Читаем Сцены полностью

— А свертки-то. Да письмо по веревке каким же манером в верхний этаж ходят?

— Ах, это-то!.. Так это у меня жильцы устроили. Вверху-то их знакомые живут, так вот они и пересылают им по веревке то записки, то разные разности. Вчера пять апельсинов в тюрюке поднимать вздумали, а апельсины-то и вывалились из тюрюка, упали на двор и вдребезги… как тесто… — рассказывала хозяйка.

— Кажись, зубы заговаривают… — шепнул дворник городовому.

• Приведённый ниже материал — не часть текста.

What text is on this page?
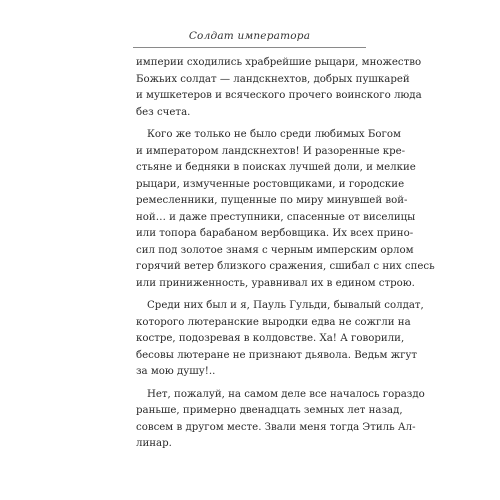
Солдат императора
империи сходились храбрейшие рыцари, множество
Божьих солдат — ландскнехтов, добрых пушкарей
и мушкетеров и всяческого прочего воинского люда
без счета.
Кого же только не было среди любимых Богом
и императором ландскнехтов! И разоренные кре-
стьяне и бедняки в поисках лучшей доли, и мелкие
рыцари, измученные ростовщиками, и городские
ремесленники, пущенные по миру минувшей вой-
ной… и даже преступники, спасенные от виселицы
или топора барабаном вербовщика. Их всех прино-
сил под золотое знамя с черным имперским орлом
горячий ветер близкого сражения, сшибал с них спесь
или приниженность, уравнивал их в едином строю.
Среди них был и я, Пауль Гульди, бывалый солдат,
которого лютеранские выродки едва не сожгли на
костре, подозревая в колдовстве. Ха! А говорили,
бесовы лютеране не признают дьявола. Ведьм жгут
за мою душу!..
Нет, пожалуй, на самом деле все началось гораздо
раньше, примерно двенадцать земных лет назад,
совсем в другом месте. Звали меня тогда Этиль Ал-
линар.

— Нет, пожалуй, что и так… Кажется, мы фальшивую тревогу наделали, — отвечал тот.

В это время раздались шаги на лестнице. На площадку вбежал запыхавшийся околоточный. Сзади его следовал младший дворник и двое соседних дворников, все без шапок.

— Кто здесь хозяйка? Вы хозяйка? — спрашивал он женщину.

Началось расследование. Околоточному объяснили, в чем дело, и даже пригласили в комнату, дабы осмотреть «машину», которая оказалась не чем иным, как непрерывным шнуром на двух блоках, по которому и пересылались разные посылки из одного этажа в другой.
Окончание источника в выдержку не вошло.